6.2) Why we did not oversample in face of the imbalanced dataset
The input sample, is typically considered to be an unbiased, random sample of population as a whole. This assumption is critical for all learning algorithms. This will break down if:
- The sample is known to be biased.
- The sample size is too small and the population data itself is biased towards one class. For example, in this sample, the number of “ham” messages far outweigh the number of “spam” messages, which is typically the case in population as a whole.
Thus, one could potentially oversample the input training data to make the learning algorithm more discriminative on test data, so that the generalization error is reduced. This oversampling technique may work for some algorithms (e.g. knn classifier)

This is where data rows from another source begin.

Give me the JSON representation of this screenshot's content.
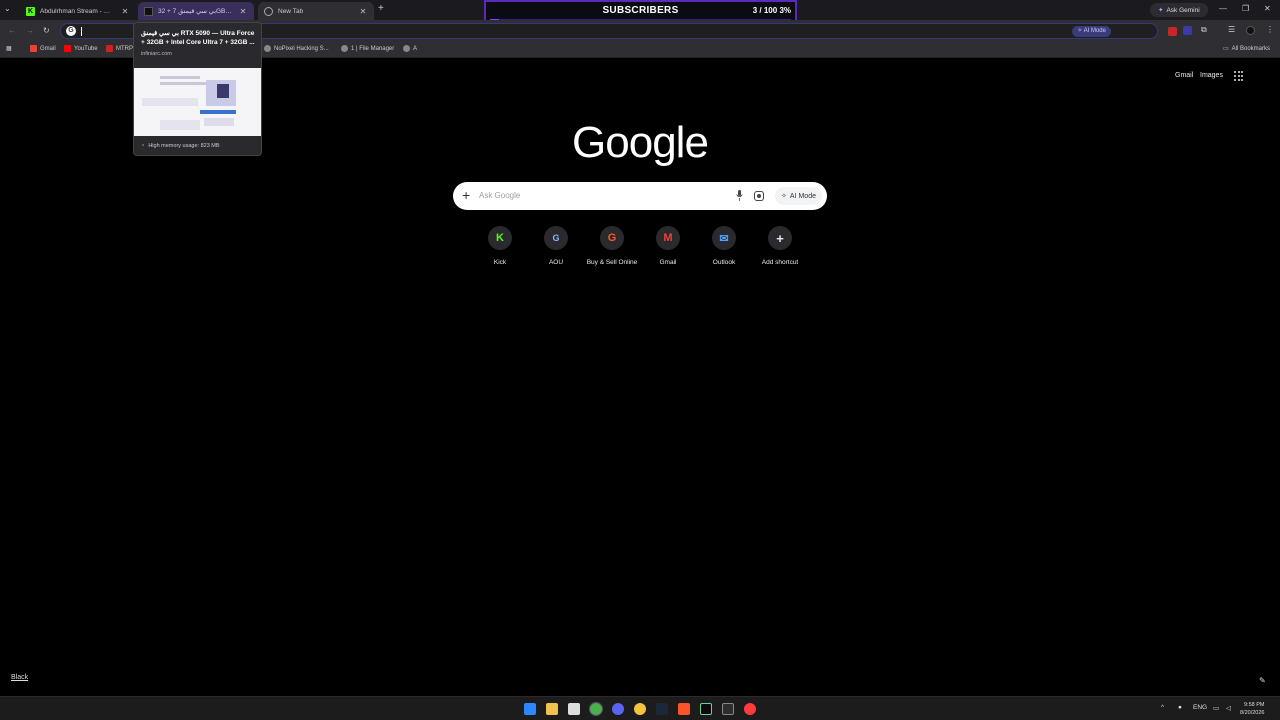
{
  "tabs": [
    {
      "title": "Abdulrhman Stream - Watch Live",
      "favicon": "kick-icon"
    },
    {
      "title": "بي سي قيمنق 7 + 32GB DDR5 ...",
      "favicon": "site-icon",
      "active_hover": true
    },
    {
      "title": "New Tab",
      "favicon": "globe-icon"
    }
  ],
  "ask_gemini": "Ask Gemini",
  "subscribers": {
    "title": "SUBSCRIBERS",
    "count": "3 / 100",
    "percent": "3%",
    "progress": 0.03
  },
  "omnibox": {
    "value": "",
    "ai_mode": "AI Mode"
  },
  "bookmarks": [
    {
      "label": "Gmail",
      "color": "#ea4335"
    },
    {
      "label": "YouTube",
      "color": "#ff0000"
    },
    {
      "label": "MTRP",
      "color": "#cc2222"
    },
    {
      "label": "NoPixel Hacking S...",
      "color": "#888888"
    },
    {
      "label": "1 | File Manager",
      "color": "#888888"
    },
    {
      "label": "A",
      "color": "#888888"
    }
  ],
  "all_bookmarks": "All Bookmarks",
  "hover_card": {
    "title": "بي سي قيمنق RTX 5090 — Ultra Force + 32GB + Intel Core Ultra 7 + 32GB ...",
    "domain": "infiniarc.com",
    "memory": "High memory usage: 823 MB"
  },
  "google": {
    "gmail": "Gmail",
    "images": "Images",
    "logo": "Google",
    "placeholder": "Ask Google",
    "ai_mode": "AI Mode"
  },
  "shortcuts": [
    {
      "label": "Kick",
      "glyph": "K",
      "color": "#53fc18"
    },
    {
      "label": "AOU",
      "glyph": "G",
      "color": "#8ab4f8"
    },
    {
      "label": "Buy & Sell Online",
      "glyph": "G",
      "color": "#ff5722"
    },
    {
      "label": "Gmail",
      "glyph": "M",
      "color": "#ea4335"
    },
    {
      "label": "Outlook",
      "glyph": "✉",
      "color": "#4fa3ff"
    },
    {
      "label": "Add shortcut",
      "glyph": "+",
      "color": "#e8eaed"
    }
  ],
  "theme_label": "Black",
  "taskbar": {
    "lang": "ENG",
    "time": "9:58 PM",
    "date": "8/20/2026"
  }
}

When using the Naive Bayes classifier algorithm, this may not be needed because of 2 reasons:
- We calculate posterior probabilities for different classes and use the probability values to “rank” the output and don’t use the probability value by themselves
- Further, we derive the likelihood estimates and the prior probabilty from the input data and changing the input will change these quantities which may result in skewed classification.